President Mattarella dissolved Parliament, setting the voting date a week earlier than planned. He made this decision taking the Senate vote as a request to have the day of voting by September, and after the Union of Jewish Communities assured that the Rosh Hashanah holiday would not interfere with the elections in a negative manner.

If the political forces had asked for an extra week, the president would probably have agreed; but no one did.

The president accepted Mario Draghi’s resignation, which was not what he had planned to do. Until Wednesday’s disaster in the Senate, he intended to reject his resignation while dissolving Parliament, as President Scalfaro had done with Ciampi in 1993, to leave the government with almost full power until the new elections. It is possible that when he asked Draghi on Wednesday evening to postpone his resignation until the next day, Mattarella had not yet completely given up on this plan. In any case, in the end, the outcome of the vote in the Senate, with confidence passing by the slimmest of margins, convinced him to change his mind and accept the resignation, leaving the outgoing government limited to business as usual.

In this case, however, the limits of “ordinary administration” are wide, and the head of state, after receiving the presidents of the chambers, Fico and Casellati, chose to speak in person to clarify the situation with the utmost authority: “The government has limitations on its activities, but it has the tools to intervene regarding present needs and those that will arise. The period we are going through does not allow for pauses in the interventions that are indispensable to counter the effects of the economic and social crisis, particularly the rise in inflation.”

Mattarella repeated the word “indispensable” several times, and did not forget to include on the list the implementation of the NRPR and the fight against the pandemic.

In effect, the ordinary and the extraordinary matters almost overlap, and the government will have a very wide range of possible action over these 70 days. Not full, though: it will not be able to make moves on controversial matters.

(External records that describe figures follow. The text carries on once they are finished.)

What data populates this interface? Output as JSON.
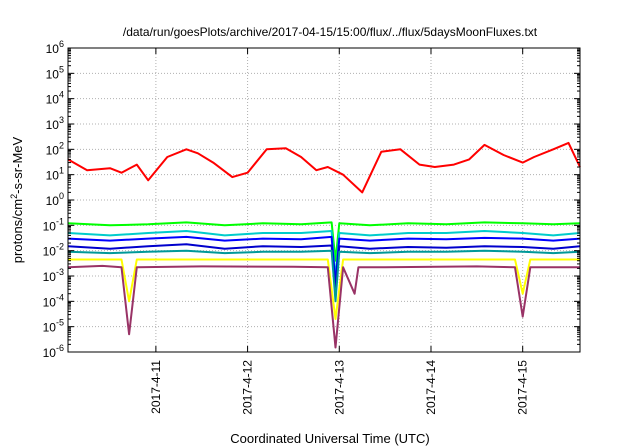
{
  "chart_data": {
    "type": "line",
    "title": "/data/run/goesPlots/archive/2017-04-15/15:00/flux/../flux/5daysMoonFluxes.txt",
    "xlabel": "Coordinated Universal Time (UTC)",
    "ylabel": {
      "prefix": "protons/cm",
      "superscript": "2",
      "suffix": "-s-sr-MeV"
    },
    "y_scale": "log",
    "ylim": [
      1e-06,
      1000000.0
    ],
    "y_ticks": [
      {
        "base": "10",
        "exp": "6"
      },
      {
        "base": "10",
        "exp": "5"
      },
      {
        "base": "10",
        "exp": "4"
      },
      {
        "base": "10",
        "exp": "3"
      },
      {
        "base": "10",
        "exp": "2"
      },
      {
        "base": "10",
        "exp": "1"
      },
      {
        "base": "10",
        "exp": "0"
      },
      {
        "base": "10",
        "exp": "-1"
      },
      {
        "base": "10",
        "exp": "-2"
      },
      {
        "base": "10",
        "exp": "-3"
      },
      {
        "base": "10",
        "exp": "-4"
      },
      {
        "base": "10",
        "exp": "-5"
      },
      {
        "base": "10",
        "exp": "-6"
      }
    ],
    "xlim": [
      "2017-04-10T01:00",
      "2017-04-15T15:00"
    ],
    "x_ticks": [
      "2017-4-11",
      "2017-4-12",
      "2017-4-13",
      "2017-4-14",
      "2017-4-15"
    ],
    "grid": true,
    "series": [
      {
        "color": "#ff0000",
        "x": [
          "2017-04-10T01:00",
          "2017-04-10T06:00",
          "2017-04-10T12:00",
          "2017-04-10T15:00",
          "2017-04-10T19:00",
          "2017-04-10T22:00",
          "2017-04-11T03:00",
          "2017-04-11T08:00",
          "2017-04-11T11:00",
          "2017-04-11T15:00",
          "2017-04-11T20:00",
          "2017-04-12T00:00",
          "2017-04-12T05:00",
          "2017-04-12T10:00",
          "2017-04-12T14:00",
          "2017-04-12T18:00",
          "2017-04-12T21:00",
          "2017-04-13T01:00",
          "2017-04-13T06:00",
          "2017-04-13T11:00",
          "2017-04-13T16:00",
          "2017-04-13T21:00",
          "2017-04-14T01:00",
          "2017-04-14T06:00",
          "2017-04-14T10:00",
          "2017-04-14T14:00",
          "2017-04-14T19:00",
          "2017-04-15T00:00",
          "2017-04-15T03:00",
          "2017-04-15T08:00",
          "2017-04-15T12:00",
          "2017-04-15T15:00"
        ],
        "y": [
          40,
          15,
          18,
          12,
          25,
          6,
          50,
          100,
          70,
          30,
          8,
          12,
          100,
          110,
          50,
          15,
          20,
          10,
          2,
          80,
          100,
          25,
          20,
          25,
          40,
          150,
          60,
          30,
          50,
          100,
          180,
          20
        ]
      },
      {
        "color": "#00ff00",
        "x": [
          "2017-04-10T01:00",
          "2017-04-10T12:00",
          "2017-04-10T22:00",
          "2017-04-11T08:00",
          "2017-04-11T18:00",
          "2017-04-12T04:00",
          "2017-04-12T14:00",
          "2017-04-12T22:00",
          "2017-04-12T23:00",
          "2017-04-13T00:00",
          "2017-04-13T08:00",
          "2017-04-13T18:00",
          "2017-04-14T04:00",
          "2017-04-14T14:00",
          "2017-04-15T00:00",
          "2017-04-15T08:00",
          "2017-04-15T15:00"
        ],
        "y": [
          0.12,
          0.1,
          0.11,
          0.13,
          0.1,
          0.12,
          0.11,
          0.13,
          0.004,
          0.12,
          0.1,
          0.12,
          0.11,
          0.13,
          0.12,
          0.11,
          0.12
        ]
      },
      {
        "color": "#00cccc",
        "x": [
          "2017-04-10T01:00",
          "2017-04-10T12:00",
          "2017-04-10T22:00",
          "2017-04-11T08:00",
          "2017-04-11T18:00",
          "2017-04-12T04:00",
          "2017-04-12T14:00",
          "2017-04-12T22:00",
          "2017-04-12T23:00",
          "2017-04-13T00:00",
          "2017-04-13T08:00",
          "2017-04-13T18:00",
          "2017-04-14T04:00",
          "2017-04-14T14:00",
          "2017-04-15T00:00",
          "2017-04-15T08:00",
          "2017-04-15T15:00"
        ],
        "y": [
          0.05,
          0.04,
          0.05,
          0.06,
          0.04,
          0.05,
          0.05,
          0.06,
          0.0008,
          0.05,
          0.04,
          0.05,
          0.05,
          0.06,
          0.05,
          0.04,
          0.05
        ]
      },
      {
        "color": "#0000ff",
        "x": [
          "2017-04-10T01:00",
          "2017-04-10T12:00",
          "2017-04-10T22:00",
          "2017-04-11T08:00",
          "2017-04-11T18:00",
          "2017-04-12T04:00",
          "2017-04-12T14:00",
          "2017-04-12T22:00",
          "2017-04-12T23:00",
          "2017-04-13T00:00",
          "2017-04-13T08:00",
          "2017-04-13T18:00",
          "2017-04-14T04:00",
          "2017-04-14T14:00",
          "2017-04-15T00:00",
          "2017-04-15T08:00",
          "2017-04-15T15:00"
        ],
        "y": [
          0.03,
          0.025,
          0.03,
          0.035,
          0.025,
          0.03,
          0.028,
          0.035,
          0.0005,
          0.03,
          0.025,
          0.03,
          0.028,
          0.032,
          0.03,
          0.025,
          0.03
        ]
      },
      {
        "color": "#0000cc",
        "x": [
          "2017-04-10T01:00",
          "2017-04-10T12:00",
          "2017-04-10T22:00",
          "2017-04-11T08:00",
          "2017-04-11T18:00",
          "2017-04-12T04:00",
          "2017-04-12T14:00",
          "2017-04-12T22:00",
          "2017-04-12T23:00",
          "2017-04-13T00:00",
          "2017-04-13T08:00",
          "2017-04-13T18:00",
          "2017-04-14T04:00",
          "2017-04-14T14:00",
          "2017-04-15T00:00",
          "2017-04-15T08:00",
          "2017-04-15T15:00"
        ],
        "y": [
          0.015,
          0.012,
          0.015,
          0.018,
          0.012,
          0.015,
          0.014,
          0.016,
          0.0003,
          0.015,
          0.012,
          0.014,
          0.013,
          0.015,
          0.014,
          0.012,
          0.015
        ]
      },
      {
        "color": "#009999",
        "x": [
          "2017-04-10T01:00",
          "2017-04-10T12:00",
          "2017-04-10T22:00",
          "2017-04-11T08:00",
          "2017-04-11T18:00",
          "2017-04-12T04:00",
          "2017-04-12T14:00",
          "2017-04-12T22:00",
          "2017-04-12T23:00",
          "2017-04-13T00:00",
          "2017-04-13T08:00",
          "2017-04-13T18:00",
          "2017-04-14T04:00",
          "2017-04-14T14:00",
          "2017-04-15T00:00",
          "2017-04-15T08:00",
          "2017-04-15T15:00"
        ],
        "y": [
          0.009,
          0.008,
          0.009,
          0.01,
          0.008,
          0.009,
          0.009,
          0.01,
          0.0001,
          0.009,
          0.008,
          0.009,
          0.009,
          0.01,
          0.009,
          0.008,
          0.009
        ]
      },
      {
        "color": "#ffff00",
        "x": [
          "2017-04-10T01:00",
          "2017-04-10T15:00",
          "2017-04-10T17:00",
          "2017-04-10T19:00",
          "2017-04-11T12:00",
          "2017-04-12T12:00",
          "2017-04-12T21:00",
          "2017-04-12T23:00",
          "2017-04-13T01:00",
          "2017-04-13T12:00",
          "2017-04-14T12:00",
          "2017-04-14T22:00",
          "2017-04-15T00:00",
          "2017-04-15T02:00",
          "2017-04-15T15:00"
        ],
        "y": [
          0.0045,
          0.0045,
          0.0001,
          0.0045,
          0.0045,
          0.0045,
          0.0045,
          2e-05,
          0.0045,
          0.0045,
          0.0045,
          0.0045,
          0.0002,
          0.0045,
          0.0045
        ]
      },
      {
        "color": "#993366",
        "x": [
          "2017-04-10T01:00",
          "2017-04-10T10:00",
          "2017-04-10T15:00",
          "2017-04-10T17:00",
          "2017-04-10T19:00",
          "2017-04-11T12:00",
          "2017-04-12T12:00",
          "2017-04-12T21:00",
          "2017-04-12T23:00",
          "2017-04-13T01:00",
          "2017-04-13T04:00",
          "2017-04-13T05:00",
          "2017-04-13T06:00",
          "2017-04-13T12:00",
          "2017-04-14T12:00",
          "2017-04-14T22:00",
          "2017-04-15T00:00",
          "2017-04-15T02:00",
          "2017-04-15T15:00"
        ],
        "y": [
          0.0022,
          0.0025,
          0.0022,
          5e-06,
          0.0022,
          0.0024,
          0.0023,
          0.0022,
          1.5e-06,
          0.0022,
          0.0002,
          0.0022,
          0.0022,
          0.0022,
          0.0024,
          0.0022,
          2.5e-05,
          0.0022,
          0.0022
        ]
      }
    ]
  }
}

This is precisely why the contentious article on the liberalization of taxis was taken out of the legislative decree on competition, and only full agreement will make it possible to pass the next legislative decree on public assistance. In the next two months, it will be necessary for the political forces to be responsible and to guarantee full support for the government, despite the fact that it is an outgoing executive and despite the electoral campaign that certainly won’t help from this point of view.

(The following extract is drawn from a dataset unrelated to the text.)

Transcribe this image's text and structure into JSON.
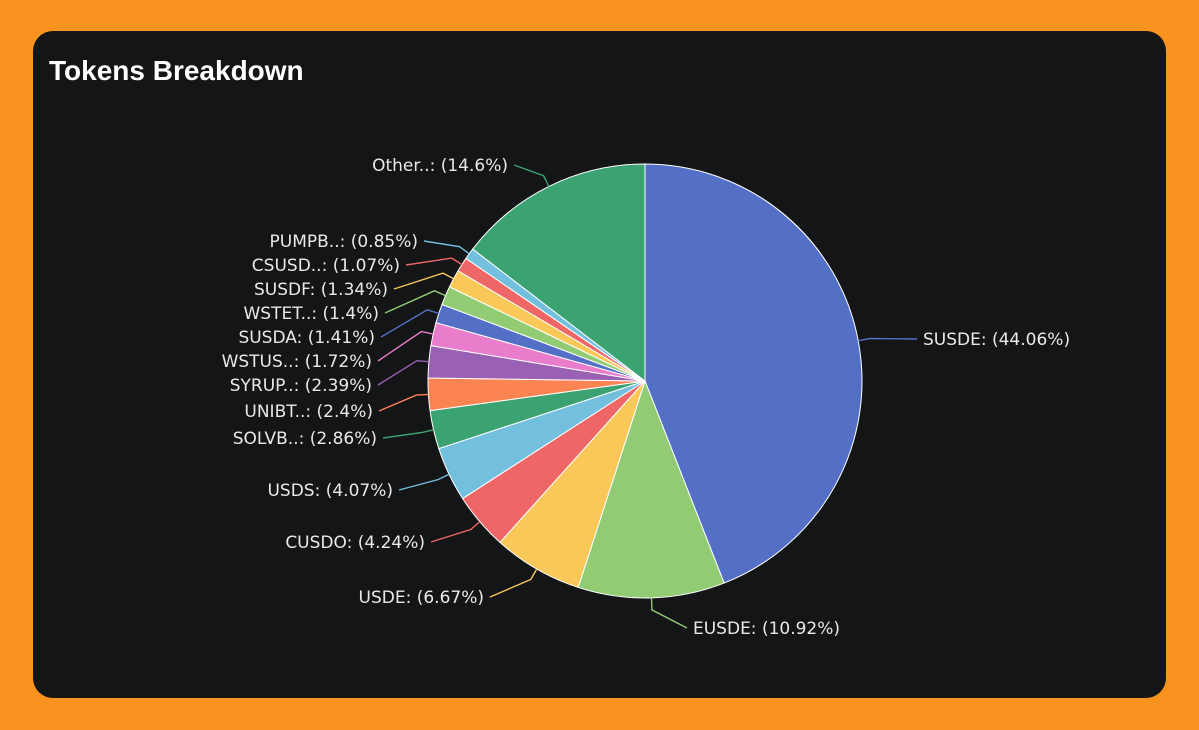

Mattarella chose to speak in person precisely in order to underscore the obligation to put the responsibility of government before the demands of the electoral struggle: “I hope that despite the intense and sometimes pointed clashes of the electoral campaign, there will be a constructive contribution from everyone.”

Draghi seemed to take up the President’s admonition himself. In the morning, in the House, where he was met with roaring and prolonged applause by the deputies, he was moved by the display: “Even central bankers have hearts.”

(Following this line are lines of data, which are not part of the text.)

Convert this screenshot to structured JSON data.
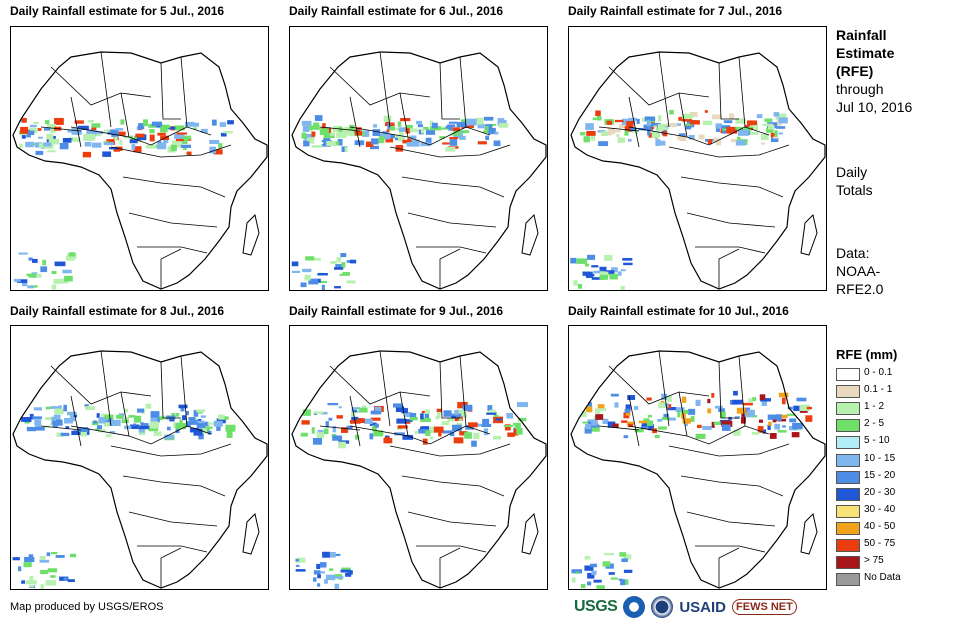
{
  "panels": [
    {
      "title": "Daily Rainfall estimate for 5 Jul., 2016"
    },
    {
      "title": "Daily Rainfall estimate for 6 Jul., 2016"
    },
    {
      "title": "Daily Rainfall estimate for 7 Jul., 2016"
    },
    {
      "title": "Daily Rainfall estimate for 8 Jul., 2016"
    },
    {
      "title": "Daily Rainfall estimate for 9 Jul., 2016"
    },
    {
      "title": "Daily Rainfall estimate for 10 Jul., 2016"
    }
  ],
  "side": {
    "title_line1": "Rainfall",
    "title_line2": "Estimate",
    "title_line3": "(RFE)",
    "through": "through",
    "date": "Jul 10, 2016",
    "totals_line1": "Daily",
    "totals_line2": "Totals",
    "data_line1": "Data:",
    "data_line2": "NOAA-",
    "data_line3": "RFE2.0"
  },
  "legend": {
    "title": "RFE (mm)",
    "items": [
      {
        "label": "0 - 0.1",
        "color": "#ffffff"
      },
      {
        "label": "0.1 - 1",
        "color": "#e8d9bf"
      },
      {
        "label": "1 - 2",
        "color": "#b8f0b0"
      },
      {
        "label": "2 - 5",
        "color": "#6ee06a"
      },
      {
        "label": "5 - 10",
        "color": "#b3eef7"
      },
      {
        "label": "10 - 15",
        "color": "#7fb6f0"
      },
      {
        "label": "15 - 20",
        "color": "#4d8de6"
      },
      {
        "label": "20 - 30",
        "color": "#1f57d6"
      },
      {
        "label": "30 - 40",
        "color": "#f7e27a"
      },
      {
        "label": "40 - 50",
        "color": "#f2a31c"
      },
      {
        "label": "50 - 75",
        "color": "#ec3d0f"
      },
      {
        "label": "> 75",
        "color": "#a8161b"
      },
      {
        "label": "No Data",
        "color": "#9a9a9a"
      }
    ]
  },
  "credit": "Map produced by USGS/EROS",
  "logos": {
    "usgs": "USGS",
    "usaid": "USAID",
    "fews": "FEWS NET"
  }
}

In the Senate on Wednesday, he had seemed at times very tense, at times visibly irritated. But after the drama was over, in front of the council of ministers, he recovered all the needed level-headedness: “We must maintain the same determination within the limits of the lines that have been drawn. In particular, we must deal with the emergencies related to the pandemic, the war in Ukraine, inflation and the cost of energy. We need to continue the implementation of the NRP. There will be time for goodbyes. Now let’s get back to work.”

In spite of the presence of the ministers who chose not to participate in the vote on Wednesday, causing the fall of the government, the mood is not too tense. Draghi knows that even those who followed party discipline did so without any enthusiasm. They have all vowed that they will follow President Mattarella’s instructions and offer full and loyal cooperation. Among both ministers and everyone else, it’s hard to think of another time when there was such a feeling of an abrupt and premature interruption, which some support and others don’t, but which, unlike in any other similar crisis, has left a bitter taste in everyone’s mouth.